The method has been hugely successful in helping families who otherwise wouldn’t be able to have children. And overall, the procedure has a good safety record. A study of Israeli teenagers born via IVF, for instance, didn’t turn up any problems when the teens were compared with those conceived the old-fashioned way. The teenagers all had comparable mental health, physical health and brainpower, researchers reported in 2017 in Fertility and Sterility. But that doesn’t mean the technology will stay in its current form forever. Evolving biological capabilities might one day lead to better genetic screenings of embryos before they are implanted. And genetic tweaks might one day be possible, given the rapid rise of gene editing technology. Already, scientists have repaired a gene related to a heart defect in human embryos.

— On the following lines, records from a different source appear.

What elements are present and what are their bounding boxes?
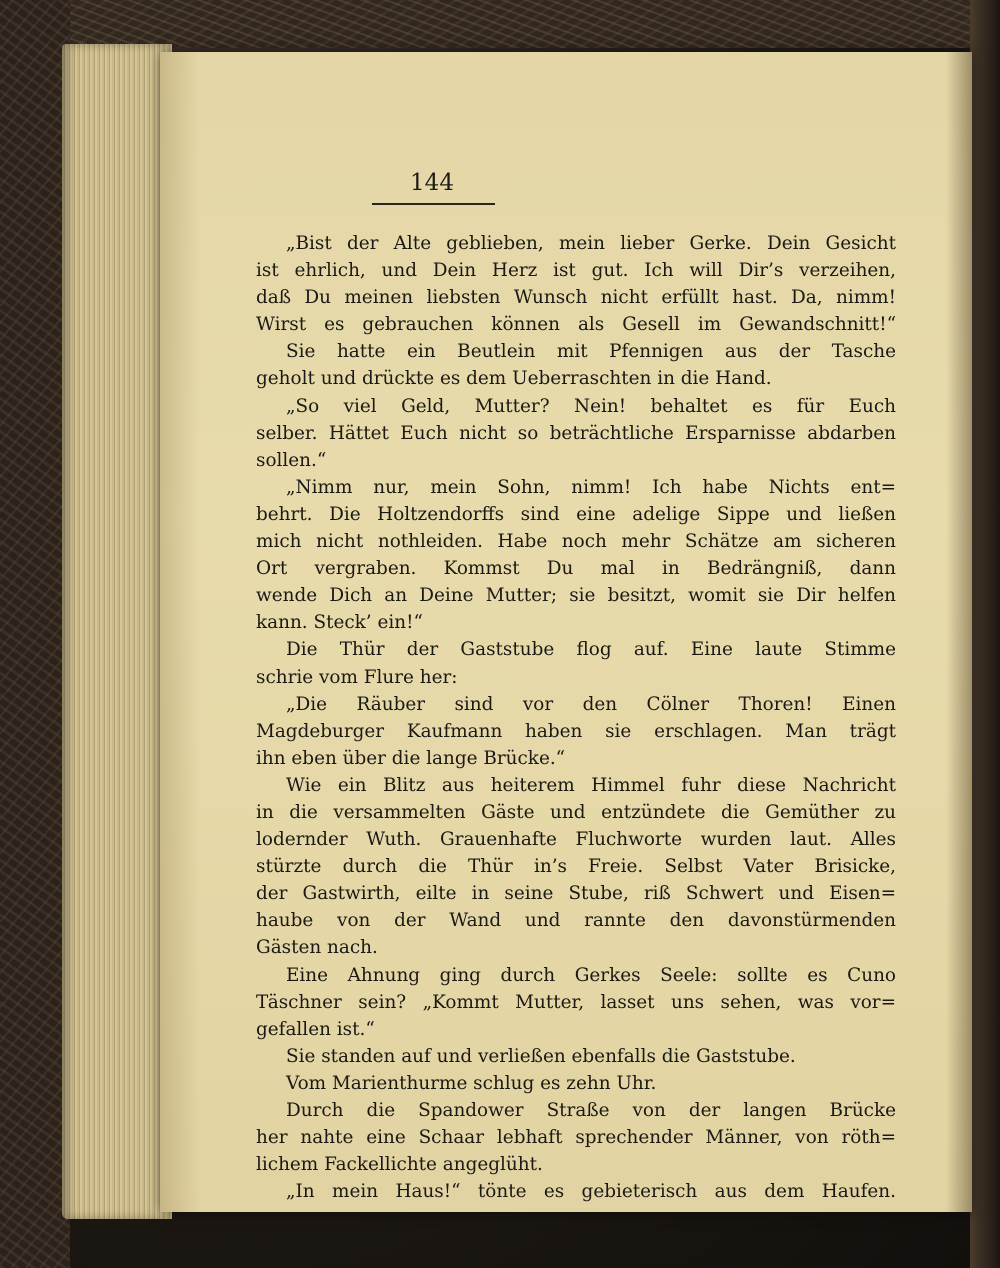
text-line: kann. Steck’ ein!“ bbox=[256, 612, 423, 634]
text-line: stürzte durch die Thür in’s Freie. Selbst Vater Brisicke, bbox=[256, 856, 896, 878]
text-line: „Nimm nur, mein Sohn, nimm! Ich habe Nichts ent= bbox=[286, 476, 896, 498]
text-line: Die Thür der Gaststube flog auf. Eine laute Stimme bbox=[286, 639, 896, 661]
text-line: Sie standen auf und verließen ebenfalls die Gaststube. bbox=[286, 1045, 796, 1067]
header-rule bbox=[372, 203, 495, 205]
text-line: schrie vom Flure her: bbox=[256, 666, 458, 688]
book-cover-top bbox=[0, 0, 1000, 48]
text-line: daß Du meinen liebsten Wunsch nicht erfüllt hast. Da, nimm! bbox=[256, 287, 896, 309]
page-gutter-shadow bbox=[946, 52, 972, 1212]
text-line: behrt. Die Holtzendorffs sind eine adelige Sippe und ließen bbox=[256, 503, 896, 525]
text-line: Täschner sein? „Kommt Mutter, lasset uns sehen, was vor= bbox=[256, 991, 896, 1013]
text-line: mich nicht nothleiden. Habe noch mehr Schätze am sicheren bbox=[256, 531, 896, 553]
text-line: der Gastwirth, eilte in seine Stube, riß Schwert und Eisen= bbox=[256, 883, 896, 905]
page-edges bbox=[62, 44, 172, 1219]
text-line: Durch die Spandower Straße von der langen Brücke bbox=[286, 1100, 896, 1121]
text-line: her nahte eine Schaar lebhaft sprechender Männer, von röth= bbox=[256, 1127, 896, 1149]
text-line: „Bist der Alte geblieben, mein lieber Gerke. Dein Gesicht bbox=[286, 233, 896, 254]
text-line: geholt und drückte es dem Ueberraschten in die Hand. bbox=[256, 368, 772, 390]
text-line: sollen.“ bbox=[256, 449, 327, 471]
text-line: „In mein Haus!“ tönte es gebieterisch aus dem Haufen. bbox=[286, 1181, 896, 1203]
text-line: selber. Hättet Euch nicht so beträchtliche Ersparnisse abdarben bbox=[256, 422, 896, 444]
body-text bbox=[256, 230, 896, 1205]
text-line: Magdeburger Kaufmann haben sie erschlagen. Man trägt bbox=[256, 720, 896, 742]
book-cover-right bbox=[970, 0, 1000, 1268]
text-line: in die versammelten Gäste und entzündete die Gemüther zu bbox=[256, 801, 896, 823]
text-line: ihn eben über die lange Brücke.“ bbox=[256, 747, 566, 769]
text-line: ist ehrlich, und Dein Herz ist gut. Ich will Dir’s verzeihen, bbox=[256, 260, 896, 282]
text-line: „Die Räuber sind vor den Cölner Thoren! Einen bbox=[286, 693, 896, 715]
text-line: Sie hatte ein Beutlein mit Pfennigen aus der Tasche bbox=[286, 341, 896, 363]
text-line: Wie ein Blitz aus heiterem Himmel fuhr diese Nachricht bbox=[286, 774, 896, 796]
book-cover-left bbox=[0, 0, 70, 1268]
text-line: Ort vergraben. Kommst Du mal in Bedrängniß, dann bbox=[256, 558, 896, 580]
text-line: Wirst es gebrauchen können als Gesell im Gewandschnitt!“ bbox=[256, 314, 896, 336]
text-line: Eine Ahnung ging durch Gerkes Seele: sollte es Cuno bbox=[286, 964, 896, 986]
text-line: Gästen nach. bbox=[256, 937, 378, 959]
text-line: wende Dich an Deine Mutter; sie besitzt, womit sie Dir helfen bbox=[256, 585, 896, 607]
text-line: lichem Fackellichte angeglüht. bbox=[256, 1154, 543, 1176]
book-page bbox=[160, 52, 972, 1212]
text-line: haube von der Wand und rannte den davonstürmenden bbox=[256, 910, 896, 932]
text-line: Vom Marienthurme schlug es zehn Uhr. bbox=[286, 1072, 657, 1094]
text-line: „So viel Geld, Mutter? Nein! behaltet es für Euch bbox=[286, 395, 896, 417]
page-number: 144 bbox=[410, 170, 454, 196]
text-line: lodernder Wuth. Grauenhafte Fluchworte wurden laut. Alles bbox=[256, 829, 896, 851]
text-line: gefallen ist.“ bbox=[256, 1018, 375, 1040]
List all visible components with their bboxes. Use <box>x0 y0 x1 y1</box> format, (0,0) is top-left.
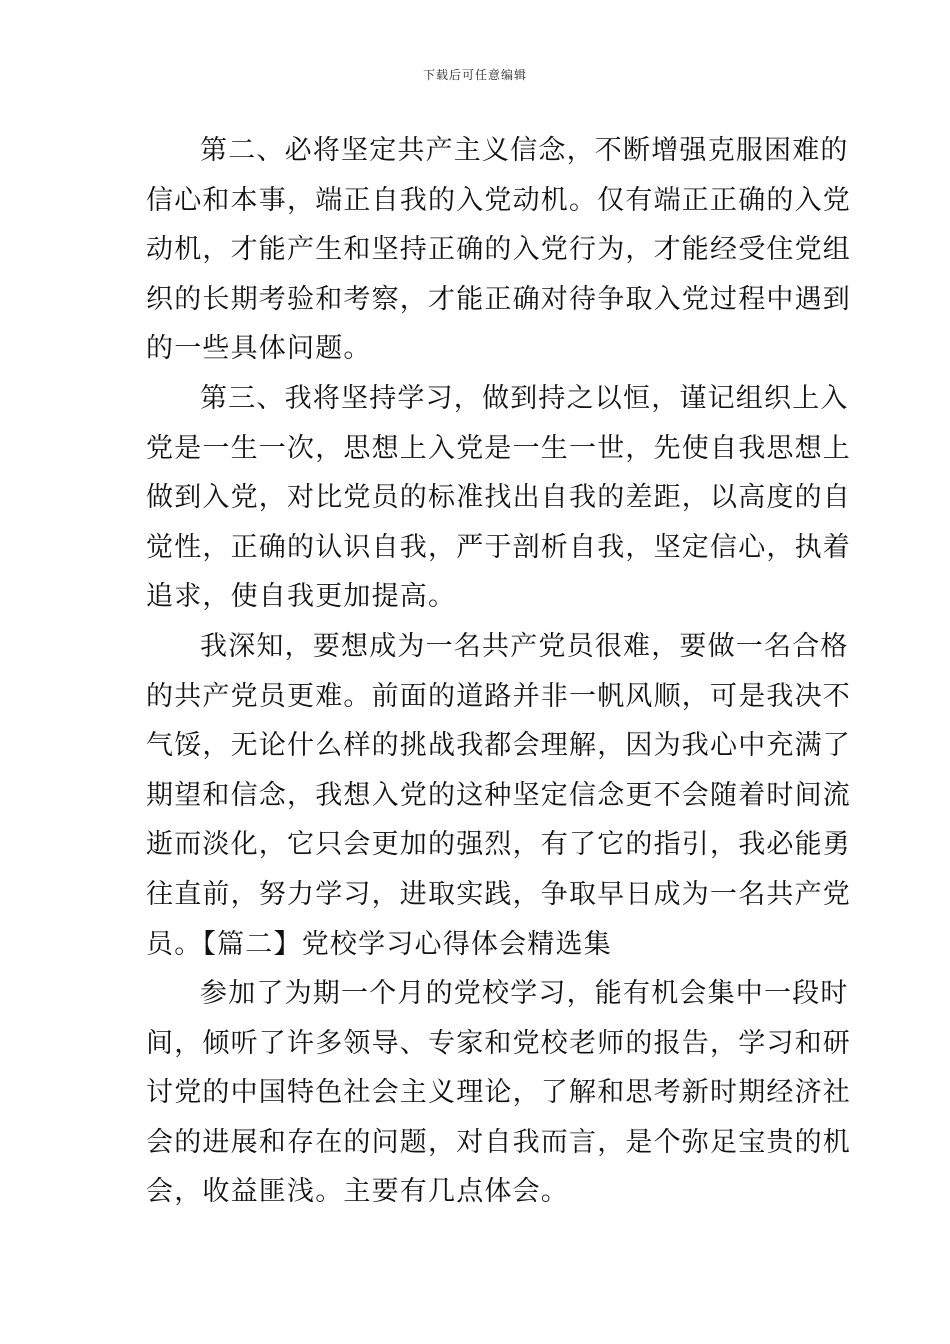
paragraph-line: 期望和信念，我想入党的这种坚定信念更不会随着时间流 <box>146 779 851 811</box>
paragraph-line: 做到入党，对比党员的标准找出自我的差距，以高度的自 <box>146 482 851 514</box>
paragraph-line: 第二、必将坚定共产主义信念，不断增强克服困难的 <box>200 135 849 166</box>
paragraph-line: 党是一生一次，思想上入党是一生一世，先使自我思想上 <box>146 432 851 464</box>
document-body <box>146 126 851 1217</box>
paragraph-line: 我深知，要想成为一名共产党员很难，要做一名合格 <box>200 630 849 662</box>
paragraph-line: 织的长期考验和考察，才能正确对待争取入党过程中遇到 <box>146 283 851 315</box>
paragraph-line: 员。【篇二】党校学习心得体会精选集 <box>146 928 612 960</box>
paragraph-line: 觉性，正确的认识自我，严于剖析自我，坚定信心，执着 <box>146 531 851 563</box>
paragraph-line: 第三、我将坚持学习，做到持之以恒，谨记组织上入 <box>200 382 849 414</box>
paragraph-line: 的一些具体问题。 <box>146 333 372 365</box>
paragraph-line: 讨党的中国特色社会主义理论，了解和思考新时期经济社 <box>146 1077 851 1109</box>
paragraph-line: 追求，使自我更加提高。 <box>146 581 457 613</box>
paragraph-line: 信心和本事，端正自我的入党动机。仅有端正正确的入党 <box>146 184 851 216</box>
paragraph-line: 逝而淡化，它只会更加的强烈，有了它的指引，我必能勇 <box>146 829 851 861</box>
paragraph-line: 的共产党员更难。前面的道路并非一帆风顺，可是我决不 <box>146 680 851 712</box>
paragraph-line: 参加了为期一个月的党校学习，能有机会集中一段时 <box>200 978 849 1010</box>
header-note: 下载后可任意编辑 <box>422 68 527 82</box>
paragraph-line: 间，倾听了许多领导、专家和党校老师的报告，学习和研 <box>146 1027 851 1059</box>
paragraph-line: 动机，才能产生和坚持正确的入党行为，才能经受住党组 <box>146 234 851 266</box>
paragraph-line: 往直前，努力学习，进取实践，争取早日成为一名共产党 <box>146 878 851 910</box>
paragraph-line: 会的进展和存在的问题，对自我而言，是个弥足宝贵的机 <box>146 1126 851 1158</box>
paragraph-line: 会，收益匪浅。主要有几点体会。 <box>146 1176 569 1208</box>
paragraph-line: 气馁，无论什么样的挑战我都会理解，因为我心中充满了 <box>146 730 851 762</box>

Other improvements might come too, such as making it easier on women to produce eggs for extraction. Less extreme hormone regimens might one day become more standard. With advances in stem cell technology, eggs may no longer be needed at all. Scientists may one day be able to coax skin cells into gametes. Scientists have already turned mouse skin cells into eggs and combined them with sperm to produce pups.
As I mull over the past and present of IVF, I’m amazed at how much progress has been made, both in labs and in clinics, and I suspect that the most exciting advances are yet to come. I also think about all of these well-loved babies, born to families destined to treasure them for the masterpieces of biology that they are.